> What do you think you're going to solve by introducing yet another platform (centralized or decentralized)? You think you're going to be left alone from those in positions of power (whether it be the mainstream media or government bodies)?
The idea is to envision an internet where there is no specific target to leave alone or not leave alone.
If publishing and consuming content are low-friction events, and censoring that content is impossible, then the internet will have achieved a substantial milestone in solving the legal, cultural and regulatory problems you correctly identify as underlying causes.
Is it a complete solution? No, of course not. But it's worth the time and effort of our species, and is an important part of facilitating the emergence of ever more genuine human rights in the information age.

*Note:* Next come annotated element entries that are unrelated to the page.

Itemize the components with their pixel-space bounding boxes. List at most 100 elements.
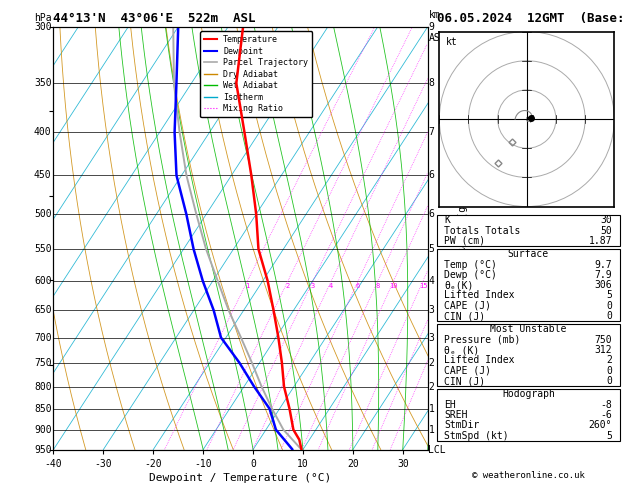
Text: Lifted Index: Lifted Index [445, 291, 515, 300]
Temperature [281, 383, 288, 389]
Dewpoint [236, 360, 243, 366]
Temperature [241, 129, 248, 135]
Parcel Trajectory [214, 278, 221, 284]
Parcel Trajectory [258, 383, 265, 389]
Text: CIN (J): CIN (J) [445, 311, 486, 321]
Temperature [270, 308, 277, 313]
Temperature [289, 427, 297, 433]
Text: 3: 3 [428, 305, 435, 315]
Text: Dewp (°C): Dewp (°C) [445, 270, 498, 280]
Text: 44°13'N  43°06'E  522m  ASL: 44°13'N 43°06'E 522m ASL [53, 12, 256, 25]
Text: K: K [445, 215, 450, 226]
Text: 2: 2 [428, 358, 435, 368]
Line: Parcel Trajectory: Parcel Trajectory [173, 27, 301, 450]
Text: 3: 3 [428, 332, 435, 343]
Text: ASL: ASL [428, 33, 446, 43]
Text: LCL: LCL [428, 445, 446, 454]
Temperature [264, 278, 272, 284]
Text: 6: 6 [428, 171, 435, 180]
Parcel Trajectory [169, 24, 177, 30]
Dewpoint [173, 173, 181, 178]
Text: Temp (°C): Temp (°C) [445, 260, 498, 270]
Line: Dewpoint: Dewpoint [175, 27, 292, 450]
Text: km: km [428, 10, 440, 20]
Text: kt: kt [447, 37, 458, 47]
Text: 6: 6 [428, 209, 435, 219]
Text: StmDir: StmDir [445, 420, 480, 430]
Text: θₑ (K): θₑ (K) [445, 345, 480, 355]
Dewpoint [182, 211, 190, 217]
Text: 1: 1 [428, 404, 435, 414]
Temperature [239, 24, 247, 30]
Text: 10: 10 [389, 283, 398, 289]
Text: 400: 400 [34, 127, 52, 137]
Text: 1.87: 1.87 [589, 236, 612, 246]
Text: -8: -8 [601, 399, 612, 410]
Dewpoint [250, 383, 258, 389]
Text: 500: 500 [34, 209, 52, 219]
Text: Surface: Surface [508, 249, 549, 259]
Text: 260°: 260° [589, 420, 612, 430]
Text: Most Unstable: Most Unstable [490, 325, 567, 334]
Text: 4: 4 [329, 283, 333, 289]
Parcel Trajectory [176, 129, 184, 135]
Temperature [275, 335, 282, 341]
Text: θₑ(K): θₑ(K) [445, 280, 474, 290]
Parcel Trajectory [170, 80, 178, 86]
Text: 8: 8 [428, 78, 435, 88]
Temperature [296, 437, 303, 443]
Text: Lifted Index: Lifted Index [445, 355, 515, 365]
Text: StmSpd (kt): StmSpd (kt) [445, 431, 509, 441]
Text: CIN (J): CIN (J) [445, 376, 486, 386]
Dewpoint [272, 427, 280, 433]
Text: 30: 30 [601, 215, 612, 226]
Text: Mixing Ratio (g/kg): Mixing Ratio (g/kg) [458, 182, 467, 294]
Text: 5: 5 [428, 244, 435, 254]
Text: 750: 750 [34, 358, 52, 368]
Text: 0: 0 [606, 376, 612, 386]
Text: 0: 0 [606, 311, 612, 321]
Text: 306: 306 [594, 280, 612, 290]
Temperature [248, 173, 255, 178]
Temperature [255, 246, 262, 252]
Text: 9.7: 9.7 [594, 260, 612, 270]
Text: 5: 5 [606, 431, 612, 441]
Text: 3: 3 [311, 283, 315, 289]
Dewpoint [190, 246, 198, 252]
Text: 1: 1 [245, 283, 250, 289]
Text: 0: 0 [606, 365, 612, 376]
Parcel Trajectory [225, 308, 233, 313]
Text: 15: 15 [419, 283, 427, 289]
Text: CAPE (J): CAPE (J) [445, 365, 491, 376]
Text: -6: -6 [601, 410, 612, 420]
Bar [437, 249, 620, 321]
Text: 850: 850 [34, 404, 52, 414]
Dewpoint [174, 24, 182, 30]
Text: SREH: SREH [445, 410, 468, 420]
Parcel Trajectory [192, 211, 200, 217]
Text: 300: 300 [34, 22, 52, 32]
Dewpoint [173, 80, 181, 86]
Temperature [233, 80, 240, 86]
Text: 600: 600 [34, 276, 52, 286]
Dewpoint [171, 129, 179, 135]
Text: Hodograph: Hodograph [502, 389, 555, 399]
Bar [437, 215, 620, 246]
X-axis label: Dewpoint / Temperature (°C): Dewpoint / Temperature (°C) [150, 473, 331, 483]
Text: 2: 2 [606, 355, 612, 365]
Parcel Trajectory [269, 406, 276, 412]
Text: 900: 900 [34, 425, 52, 434]
Text: 1: 1 [428, 425, 435, 434]
Text: 650: 650 [34, 305, 52, 315]
Text: EH: EH [445, 399, 456, 410]
Text: CAPE (J): CAPE (J) [445, 301, 491, 311]
Text: 950: 950 [34, 445, 52, 454]
Text: 700: 700 [34, 332, 52, 343]
Text: 6: 6 [356, 283, 360, 289]
Bar [437, 324, 620, 386]
Text: 8: 8 [376, 283, 380, 289]
Text: PW (cm): PW (cm) [445, 236, 486, 246]
Temperature [278, 360, 286, 366]
Temperature [298, 447, 305, 452]
Text: 50: 50 [601, 226, 612, 236]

>If publishing and consuming content are low-friction events, and censoring that content is impossible
I no longer believe that. Your page is going to be hosted somewhere. Some registrar will need to maintain your domain. Your DNS records will be registered by someone. You're going to be interacting with payment processors. You're going to buying power from some utility company. Your spouse may be working in a brick-and-mortar location. All of those (and more) are vectors for attack for censors whether they be government or activists. They just need to label your speech as dangerous or evil or something ridiculous and publicly shame you, your spouse, your spouse's employer and anyone that does business with you to see how little protection a new technical platform gives you.
We've gotten away with this up to now because of the meteoric rise of the internet, but it's been figured out now.
It wouldn't exactly be hard to run the web on anonymous and/or distributed hosting.
But content censorship is a social and political issue, not a technical one. And it has many problems, from organised political manipulation to dealing with bad actors of various kinds.
Absolute free speech is an interesting goal but solves none of those problems. (Everyone is for it until a radicalised kook firebombs their house.)
>It wouldn't exactly be hard to run the web on anonymous and/or distributed hosting.
Uh huh.
This requires a little qualification. We have all the technical pieces to enable individuals to communicate, with some effort, with privacy almost guaranteed (you'll never beat, for example, a government agent with immense resources that targets you specifically). But these methods are neither mainstream, nor scalable - which is what this article is about. You can't create a large-scale platform to democratize speech and content without running into the same walls that social media is now running into. Worse for you, the big guys (governments and media conglomerates) are no longer ignorant on how to control a new platform like the Web. Put another way, the internet was figured out and now we're in a persistent decline where control and censorship mechanisms are incorporated into every part of the infrastructure, from DNS, to registrars, to caching proxies, to cloud providers, to social media companies, etc.
>But content censorship is a social and political issue, not a technical one.
My point exactly. So the creating of another technical solution will do approximately nothing.
>Absolute free speech is an interesting goal but solves none of those problems.
Nobody is talking about absolute free speech. That's a straw man of my argument or at least a red herring. What we're seeing is big media backed by corporate conglomerates reasserting their traditional status as gatekeepers. We're seeing an entire American political party push for censorship of their opposition under the guise of protecting the public from 'fake news'.
I have no solutions. The only way this works is you have societal agreement that news democratization is good, but we don't have that, especially after the moral panic that set in with Trump's election. A moral panic which targeted social media for control and increased censorship to stop unvetted information dissemination.
The idea is to envision an internet where there is no specific target to leave alone or not leave alone.
If publishing and consuming content are low-friction events, and censoring that content is impossible, then the internet will have achieved a substantial milestone in solving the legal, cultural and regulatory problems you correctly identify as underlying causes.
Is it a complete solution? No, of course not. But it's worth the time and effort of our species, and is an important part of facilitating the emergence of ever more genuine human rights in the information age.